First of all, we can see that this name is related to divide and conquer. The prefix name is actually not so important. After studying all morning, I feel that this thing is added to the merge

Directly look at the most template topic, flowers bloom on the street.

The name is really poetic and rare. I thought there might be a similar expression in question, but goose didn't. It was a mistake after all.

The meaning of the question is very simple. Find the three-dimensional partial order.

According to the method of cdq, the first dimension is sorted directly, which means that only the previous points can be updated to the later points, so we can divide and conquer; A motley crew is as like as two peas. The next element is left and right. The elements are only about the left and right. That is to say, the internal order of the two sub intervals of the left and right intervals is no longer important. Finally, take the weight of the third dimension as the bucket and query the answer with a tree array. Complexity \ (O (nlogn \).
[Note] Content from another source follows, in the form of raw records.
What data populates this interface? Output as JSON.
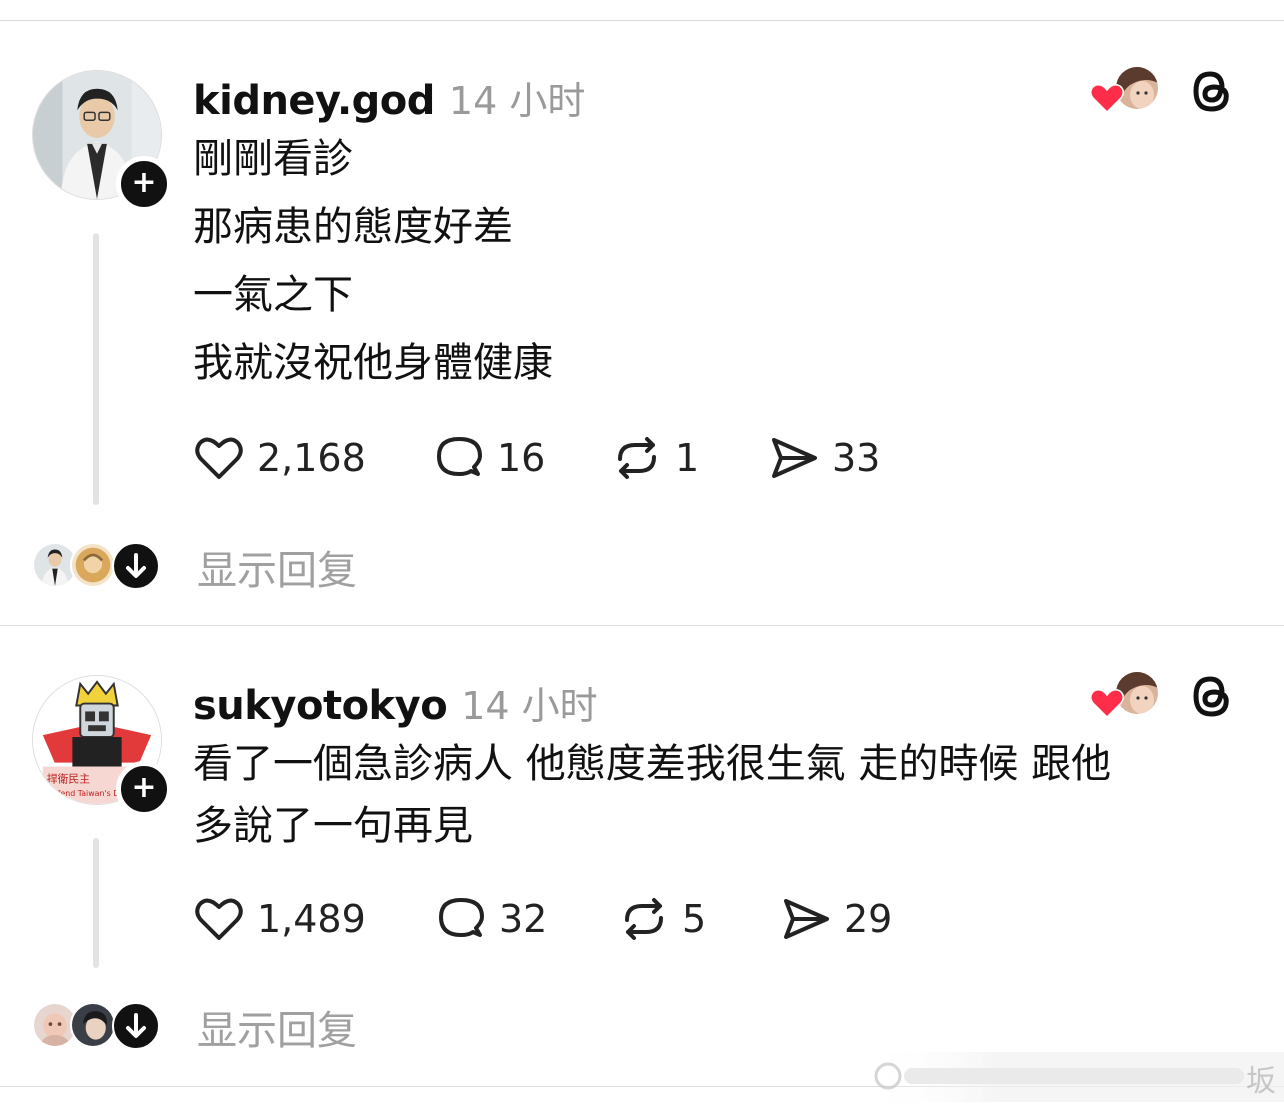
{
  "posts": [
    {
      "username": "kidney.god",
      "time": "14 小时",
      "lines": [
        "剛剛看診",
        "那病患的態度好差",
        "一氣之下",
        "我就沒祝他身體健康"
      ],
      "likes": "2,168",
      "comments": "16",
      "reposts": "1",
      "shares": "33",
      "show_replies": "显示回复"
    },
    {
      "username": "sukyotokyo",
      "time": "14 小时",
      "lines": [
        "看了一個急診病人 他態度差我很生氣 走的時候 跟他",
        "多說了一句再見"
      ],
      "likes": "1,489",
      "comments": "32",
      "reposts": "5",
      "shares": "29",
      "show_replies": "显示回复"
    }
  ],
  "icons": {
    "like": "heart-outline-icon",
    "comment": "speech-bubble-icon",
    "repost": "repost-arrows-icon",
    "share": "paper-plane-icon",
    "app": "threads-logo-icon",
    "liked": "red-heart-icon",
    "follow": "plus-icon",
    "expand": "arrow-down-icon"
  },
  "colors": {
    "heart": "#ff2d4a",
    "muted": "#9a9a9a",
    "text": "#111111"
  },
  "watermark": {
    "text": "坂"
  }
}
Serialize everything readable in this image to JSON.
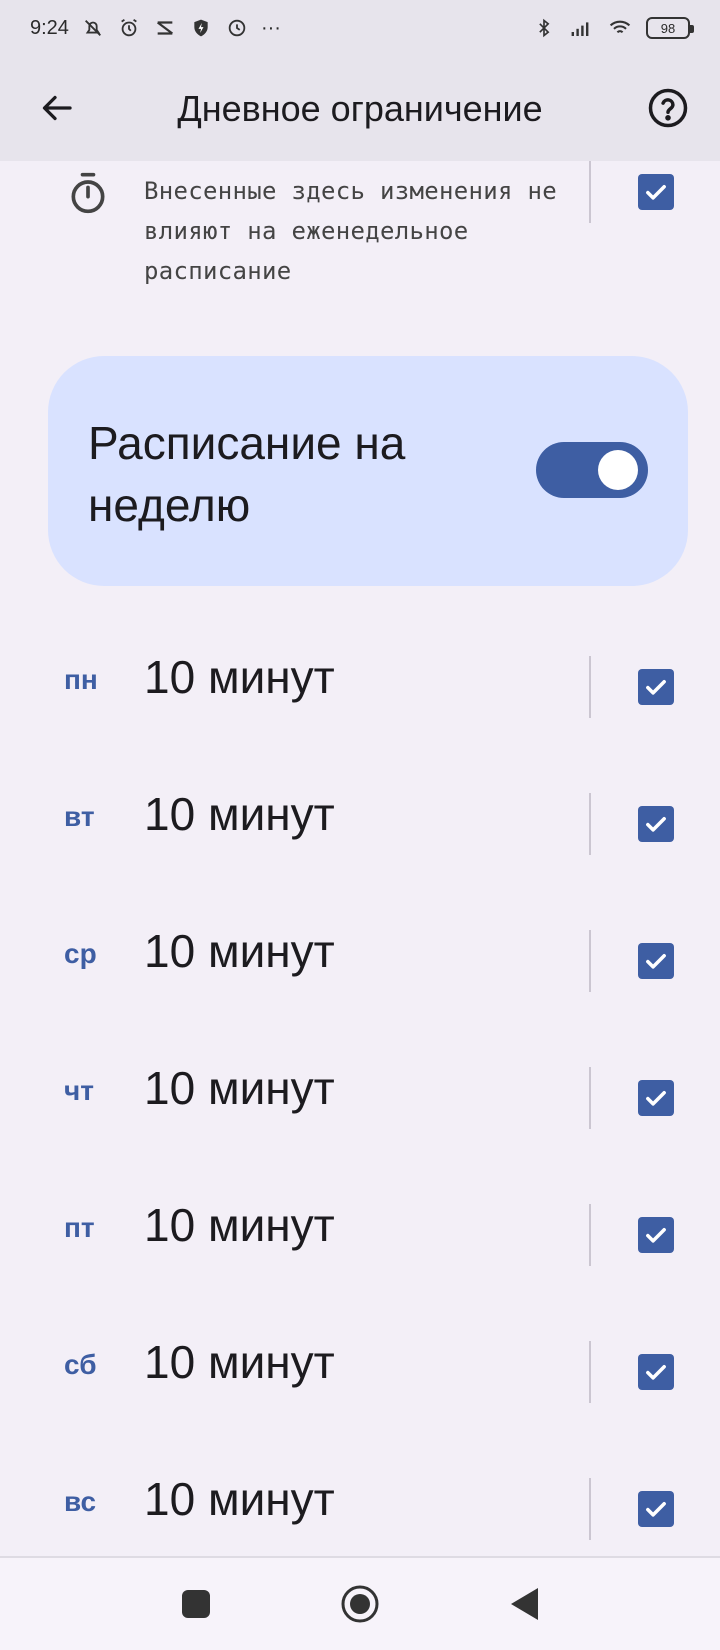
{
  "status_bar": {
    "time": "9:24",
    "ellipsis": "···",
    "battery": "98"
  },
  "app_bar": {
    "title": "Дневное ограничение"
  },
  "info": {
    "text": "Внесенные здесь изменения не влияют на еженедельное расписание"
  },
  "weekly_schedule": {
    "label": "Расписание на неделю",
    "enabled": true
  },
  "days": [
    {
      "abbr": "пн",
      "value": "10 минут",
      "checked": true
    },
    {
      "abbr": "вт",
      "value": "10 минут",
      "checked": true
    },
    {
      "abbr": "ср",
      "value": "10 минут",
      "checked": true
    },
    {
      "abbr": "чт",
      "value": "10 минут",
      "checked": true
    },
    {
      "abbr": "пт",
      "value": "10 минут",
      "checked": true
    },
    {
      "abbr": "сб",
      "value": "10 минут",
      "checked": true
    },
    {
      "abbr": "вс",
      "value": "10 минут",
      "checked": true
    }
  ],
  "colors": {
    "accent": "#3e5ea3",
    "card": "#d9e2ff",
    "background": "#f3eff7",
    "app_bar": "#e7e4ec"
  },
  "icons": {
    "back": "arrow-left-icon",
    "help": "help-circle-icon",
    "timer": "timer-icon",
    "nav_recents": "square-icon",
    "nav_home": "circle-icon",
    "nav_back": "triangle-back-icon"
  }
}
This is the basic idea of cdq, which can reduce the dimension based on partial sorting. Of course, there are some things to pay attention to:

  • Finally, when the tree array is emptied to prepare for the next time, try not to use the traditional memset. It is easy to time out (or it will certainly time out, because memset will make the complexity reach about \ (O(N^2) \). It is especially miserable. It is not as bad as violence.
  • The sequence needs to be analyzed on a case by case basis. The order here refers to whether the right interval is processed first or merged first. This problem is to deal with the right interval first, but for some problems, it must be merged first. For example, the less classical LIS counting problem should merge first and then deal with the right interval. The specific reasons are still under consideration and will be summarized later.

code:

#include<cstdio>
#include<cstring>
#include<algorithm>
#define zczc
using namespace std;
const int N=100010;
const int M=200010;
inline void read(int &wh){
	wh=0;int f=1;char w=getchar();
	while(w<'0'||w>'9'){if(w=='-')f=-1;w=getchar();}
	while(w<='9'&&w>='0'){wh=wh*10+w-'0';w=getchar();}
	wh*=f;return;
}

int m,n,cnt,ans[N];
struct no{
	int x,y,z,num,ans;
}a[N],b[N];//b is the auxiliary array of merge sort 
bool operator ==(no s1,no s2){
	return s1.x==s2.x&&s1.y==s2.y&&s1.z==s2.z;
}
inline bool cmp1(no s1,no s2){
	if(s1.x!=s2.x)return s1.x<s2.x;
	else if(s1.y!=s2.y)return s1.y<s2.y;
	else return s1.z<s2.z;
}

#define lowbit (wh&-wh)
int t[M];
inline void clear(){
	memset(t,0,sizeof(t));
	return;
}
inline void init(int wh){
	for(;wh<=n;wh+=lowbit)t[wh]=0;
}
inline void change(int wh,int val){
	for(;wh<=n;wh+=lowbit)t[wh]+=val;
	return;
}
inline int work(int wh){
	int an=0;
	for(;wh;wh-=lowbit)an+=t[wh];
	return an;
}
#undef lowbit
 
void cdq(int l,int r){
	if(l==r)return;
	int mid=l+r>>1;
	cdq(l,mid);cdq(mid+1,r);
	
	for(int i=l,j=mid+1,k=l;k<=r;k++){
		if(j>r||(i<=mid&&a[i].y<=a[j].y)){
			b[k]=a[i++];
			change(b[k].z,b[k].num);
		}
		else{
			b[k]=a[j++];
			b[k].ans+=work(b[k].z);
		}
	}
	for(int i=l;i<=r;i++){
		a[i]=b[i];
		init(b[i].z);
	}
	
	return;
}

signed main(){
	
	#ifdef zczc
	freopen("in.txt","r",stdin);
	#endif
	
	read(m);read(n);
	for(int i=1;i<=m;i++){
		read(a[i].x);read(a[i].y);read(a[i].z);a[i].num=1;
	}
	sort(a+1,a+m+1,cmp1);
	for(int i=1;i<=m;i++){
		if(cnt!=0&&a[cnt]==a[i])a[cnt].num++;
		else a[++cnt]=a[i];
	}
	
	cdq(1,cnt);
	for(int i=1;i<=cnt;i++)ans[a[i].ans+a[i].num-1]+=a[i].num;
	for(int i=0;i<m;i++)printf("%d\n",ans[i]);
	
	return 0;
}

Double experience: Dynamic reverse order pair , just a little transformation. Too lazy to write.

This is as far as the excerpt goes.